La cornice è come al solito ricca di aspettative. Si arriva al clou quando scocca l’ora di Nathan Fake, che torna con il live dell’ultima fatica, “Providence”, e raccoglie i consensi della platea quando termina con l’anthem per eccellenza, “The Sky Was Pink”. E’ Jon Hopkins a dargli il cambio (quanta qualità !), ma il suo come annunciato è un dj set: molto tenace e ruvido, tra qualche inghippo tecnico con l’audio dello stage e tanti nostalgici riferimenti ad “Immunity” è comunque un grande show. Un po’ di grime ancora, un po’ di r’n’b futuristico, da una parte Powell e dall’altra Bonzai, Tommy Genesis e Lady Leshurr. Il sabato chiude ancora a colpi di groove, jazz elettronico e contaminazioni sonore. Molta Italia ancora una volta, con Elephantides, Wrongonyou (partito qualche giorno dopo alla volta di Barcellona per suonare al Primavera, mica robetta!) e Drink To Me, la band capitanata dalla sorpresa della stagione passata, Cosmo.

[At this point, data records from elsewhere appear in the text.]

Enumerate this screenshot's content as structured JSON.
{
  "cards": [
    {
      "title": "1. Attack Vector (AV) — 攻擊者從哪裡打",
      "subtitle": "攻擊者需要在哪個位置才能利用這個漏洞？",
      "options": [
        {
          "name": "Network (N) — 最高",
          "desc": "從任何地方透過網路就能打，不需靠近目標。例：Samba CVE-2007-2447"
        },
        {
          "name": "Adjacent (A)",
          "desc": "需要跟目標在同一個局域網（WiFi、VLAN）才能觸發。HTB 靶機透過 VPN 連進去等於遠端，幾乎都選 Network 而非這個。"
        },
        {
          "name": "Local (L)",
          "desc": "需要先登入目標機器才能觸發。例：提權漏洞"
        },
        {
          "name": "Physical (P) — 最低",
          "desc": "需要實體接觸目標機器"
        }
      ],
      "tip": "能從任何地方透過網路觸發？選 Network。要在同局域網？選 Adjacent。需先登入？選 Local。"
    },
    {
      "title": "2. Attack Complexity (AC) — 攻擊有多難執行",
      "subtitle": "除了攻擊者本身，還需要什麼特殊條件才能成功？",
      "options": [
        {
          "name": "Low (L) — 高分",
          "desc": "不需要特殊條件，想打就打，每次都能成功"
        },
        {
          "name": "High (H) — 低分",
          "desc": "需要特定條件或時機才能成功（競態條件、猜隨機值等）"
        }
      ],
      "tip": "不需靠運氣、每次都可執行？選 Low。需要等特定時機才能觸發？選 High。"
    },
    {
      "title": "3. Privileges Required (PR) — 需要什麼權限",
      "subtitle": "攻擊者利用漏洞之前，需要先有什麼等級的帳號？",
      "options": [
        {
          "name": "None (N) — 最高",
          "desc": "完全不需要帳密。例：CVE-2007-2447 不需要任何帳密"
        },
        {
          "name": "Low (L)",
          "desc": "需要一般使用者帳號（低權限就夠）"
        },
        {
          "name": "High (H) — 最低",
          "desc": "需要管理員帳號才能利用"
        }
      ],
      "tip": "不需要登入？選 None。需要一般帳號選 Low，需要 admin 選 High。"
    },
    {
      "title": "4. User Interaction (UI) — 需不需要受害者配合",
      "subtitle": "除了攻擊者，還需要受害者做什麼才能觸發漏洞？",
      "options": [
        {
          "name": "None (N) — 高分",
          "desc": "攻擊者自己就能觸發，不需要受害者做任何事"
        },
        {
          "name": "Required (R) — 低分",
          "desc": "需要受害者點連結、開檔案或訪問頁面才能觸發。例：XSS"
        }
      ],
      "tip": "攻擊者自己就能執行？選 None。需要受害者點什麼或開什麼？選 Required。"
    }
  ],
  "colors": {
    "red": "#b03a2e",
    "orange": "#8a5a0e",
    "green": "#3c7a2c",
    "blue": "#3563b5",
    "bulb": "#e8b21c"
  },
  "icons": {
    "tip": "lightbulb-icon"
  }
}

Evidente il continuo contrasto globale – in senso positivo – dei live che si susseguono, quando a tarda notte arriva un altro live molto atteso da una parte, Romare, con strumentisti al seguito a fare il pienone, e lo svedese Sailor & I, con la sua intrigante elettronica raffinata da ballare, dall’altra. Chiude un altro talento nostrano, ormai conosciutissimo da queste parti, Clap! Clap!, che a notte fonda riporta l’energia tropicale a smuovere i più temerari, fino alla fine, tra contaminazioni etniche e folli balzi sulle macchinette. Spring Attitude, atto VIII, non lascia strascichi sostanziosi e dispensa i classici sorrisi.

Gli artisti hanno fatto il loro, tra qualche sorpresa e qualche certezza, non si è gridato al capolavoro assoluto, ma ci si è sempre divertiti. C’è stato molto parlare riguardo acustica, organizzazione globale e presunto fattore di un’ingestibile (ancora una volta) fattore sedi poco adatte al festival, tra idee per averne di più grandi e nuove o semplicemente altre con una garanzia globale per quanto concerne live di un certo tipo. Si potrà  sempre migliorare, modificare, e non ci sentiamo infatti di condannare un gruppo che lavora sodo tutto l’anno per portare quest’ondata di freschezza in città . La rassegna mantiene il suo percorso, scavalcando anche le barriere impervie della line-up che a tutti i costi ha bisogno di essere “ad effetto”, puntando cioè volutamente sul nuovo, realizzando un balzo in avanti che la comunità  più affezionata avrà  sicuramente apprezzato. Torneremo la prossima primavera, come da tradizione, sempre più curiosi di sapere come andrà  avanti questa storia d’amore.